The town of Mayfield, centered in what is now the California Avenue business district, predated Palo Alto by some 40 years, being established in 1855. In fact, the original name of the College Terrace part of Mayfield was Palo Alto, until Senator Leland Stanford heard about it and had it changed.
Senator Stanford, after he decided to turn his horse farm into a university, met with Mayfield leaders in 1886 to discuss his plans for the university. He told them that his university would need a nearby town for its needs, and Mayfield was the closest town. But, he added, he didn't like the dozen saloons that had given Mayfield a somewhat unsavory reputation and suggested that they be closed.
The saloon owners won out, their establishments remained open, and Stanford went on to build his university and encourage the development of a new town, Palo Alto, north of Mayfield. Stanford thought so highly of Mayfield that he locked the gate from Escondido Road into Mayfield and kept it locked until 1913.
Symbolically and realistically cut off from Stanford, Mayfield suffered while its upstart neighbor, Palo Alto, prospered. When the Mayfield city officials finally outlawed the saloons in 1905, the town's reputation improved. As Palo Alto and Mayfield started growing toward each other, talk began of annexation.
The issue was hotly debated in the newspapers of that time, the Mayfield News and the Palo Alto Times. On Oct. 8, 1924, Mayfield voters rejected annexation by 26 votes. On May 8, 1925, however, annexation won at the Mayfield polls by a 69-vote margin, setting the stage for Palo Alto voters to follow suit.
In the two months between the Mayfield and Palo Alto annexation elections the newspapers were full of letters to the editor and editorials on the subject.
Editorial headlines included "Don't Get Wild Eyed," "Mayfield Ahead!" and "Every Contention one Side of the Mayfield Question Has Its Counter Statement on the Other."
"The Mayfield that seeks to be annexed to Palo Alto is not the Mayfield of 20 or 30 years ago with her wealth of saloons that period," noted a Times editorial from May 10, 1925. "It is rather a regenerated Mayfield that has long since abandoned her saloon-day past and walked straight . . . along the path of progressive development."
On July 2, 1925, Palo Alto voters overwhelmingly approved the annexation of Mayfield. After legal papers were filed with the state, the two communities were officially consolidated on July 6, 1925.

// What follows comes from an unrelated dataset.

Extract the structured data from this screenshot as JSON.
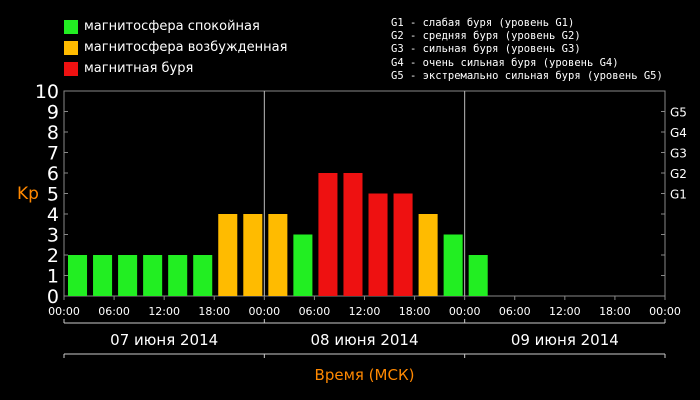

The Mayfield News trumpeted its displeasure four days later:
"It is with a feeling of deep regret that we see on our streets today those who would sell, or give, our beautiful little city to an outside community. We have watched Mayfield grow from a small hamlet, when Palo Alto was nothing more than a hayfield, to her present size . . . and it is with a feeling of sorrow that we contemplate the fact that there are those who would sell or give the city away."